Hanway, along with investment firm European Cannabis Holdings, is also behind the Cannabis Europa conference, which was held in Paris last month and will come to London in June at the Southbank Centre on the Thames. Canaccord Genuity is one of the partners for the gathering. Bankers were among the first to get interested in the networking opportunities, having taken note of the situation in Canada, Moore said.
“At the start it was smaller financial outfits who were watching Canada,” he said. Now, it’s a mix of professional services firms, “lots of entrepreneurs and lots of financiers looking for the next big deal.”

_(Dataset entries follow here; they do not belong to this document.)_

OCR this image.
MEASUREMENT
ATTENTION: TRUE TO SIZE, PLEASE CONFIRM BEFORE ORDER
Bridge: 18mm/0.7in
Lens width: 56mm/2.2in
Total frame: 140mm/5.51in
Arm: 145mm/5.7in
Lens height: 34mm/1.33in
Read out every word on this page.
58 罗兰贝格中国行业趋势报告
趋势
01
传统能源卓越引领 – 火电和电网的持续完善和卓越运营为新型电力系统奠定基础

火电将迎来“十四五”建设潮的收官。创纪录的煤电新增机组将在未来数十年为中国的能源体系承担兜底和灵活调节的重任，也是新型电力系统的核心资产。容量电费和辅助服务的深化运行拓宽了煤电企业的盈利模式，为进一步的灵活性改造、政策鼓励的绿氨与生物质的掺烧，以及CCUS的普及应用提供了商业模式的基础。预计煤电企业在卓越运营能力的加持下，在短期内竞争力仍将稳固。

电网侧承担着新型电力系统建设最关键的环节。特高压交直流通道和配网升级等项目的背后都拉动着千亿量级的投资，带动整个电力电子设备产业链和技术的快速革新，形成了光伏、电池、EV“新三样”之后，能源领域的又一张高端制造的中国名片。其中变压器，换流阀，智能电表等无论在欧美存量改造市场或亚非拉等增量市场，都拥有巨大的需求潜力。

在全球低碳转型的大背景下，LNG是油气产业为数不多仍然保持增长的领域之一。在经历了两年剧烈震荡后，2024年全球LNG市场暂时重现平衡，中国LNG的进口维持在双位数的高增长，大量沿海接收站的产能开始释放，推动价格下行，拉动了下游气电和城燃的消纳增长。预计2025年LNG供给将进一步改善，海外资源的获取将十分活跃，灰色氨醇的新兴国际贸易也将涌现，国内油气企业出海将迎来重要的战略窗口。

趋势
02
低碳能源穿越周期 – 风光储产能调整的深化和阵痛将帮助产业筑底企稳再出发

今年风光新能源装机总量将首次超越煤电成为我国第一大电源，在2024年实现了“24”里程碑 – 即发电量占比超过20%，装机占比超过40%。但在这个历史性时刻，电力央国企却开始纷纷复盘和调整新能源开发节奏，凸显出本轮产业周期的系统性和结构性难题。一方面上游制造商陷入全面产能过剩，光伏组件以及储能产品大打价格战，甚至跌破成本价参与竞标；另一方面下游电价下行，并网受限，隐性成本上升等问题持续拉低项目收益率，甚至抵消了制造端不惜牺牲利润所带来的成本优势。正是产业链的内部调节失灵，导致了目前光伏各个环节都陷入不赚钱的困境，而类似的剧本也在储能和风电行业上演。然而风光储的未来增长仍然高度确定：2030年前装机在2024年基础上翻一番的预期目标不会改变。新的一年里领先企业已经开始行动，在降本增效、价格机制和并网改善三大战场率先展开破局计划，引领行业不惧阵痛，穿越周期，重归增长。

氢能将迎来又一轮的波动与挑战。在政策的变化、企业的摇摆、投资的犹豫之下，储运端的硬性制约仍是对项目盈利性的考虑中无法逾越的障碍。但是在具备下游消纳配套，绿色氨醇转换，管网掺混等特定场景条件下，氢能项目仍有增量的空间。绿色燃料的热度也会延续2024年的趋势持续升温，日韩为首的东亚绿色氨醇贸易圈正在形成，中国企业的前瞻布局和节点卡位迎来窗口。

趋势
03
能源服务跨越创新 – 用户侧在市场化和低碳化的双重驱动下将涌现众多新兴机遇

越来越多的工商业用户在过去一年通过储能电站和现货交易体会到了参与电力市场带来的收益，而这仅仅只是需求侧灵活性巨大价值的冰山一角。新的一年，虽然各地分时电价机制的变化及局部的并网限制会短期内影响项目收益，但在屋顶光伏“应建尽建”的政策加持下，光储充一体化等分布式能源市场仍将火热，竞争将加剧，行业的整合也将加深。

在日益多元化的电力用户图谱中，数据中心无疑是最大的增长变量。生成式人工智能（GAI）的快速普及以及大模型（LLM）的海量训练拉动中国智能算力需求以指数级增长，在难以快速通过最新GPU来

For European companies, catching up to Canada’s cannabis behemoths won’t be easy. “Success won’t come cheap,” said Richard Beresford, chairman of London-based law firm McCarthy Denning Ltd. Firms will have to spend money on research into efficacy and safety of their products, on securing the reliable supply of cannabis, to be on top of regulatory issues and to hire a “top-notch” advisory board in order to burnish their credibility with investors.
“The Canadian cannabis producers have a significant leg up on American and European companies,” Seaport Global Securities LLC analyst Brett Hundley said via email. Tilray, Aurora and Canopy Growth are already moving into production in Europe “so as to build relationships and take advantage of an expected unification of trade across the bloc itself in coming years.”
Winning the hearts and minds of the investment community will be essential in Europe.
“As far as many investors are concerned, medicinal cannabis is tainted both by its association with the recreational drug and by the comparisons being drawn with the dot-com boom and the crypto currency craze,” said McCarthy Denning’s Beresford. “Time will tell as to how quickly those perceptions will fade and more meaningful volumes of cash become available.”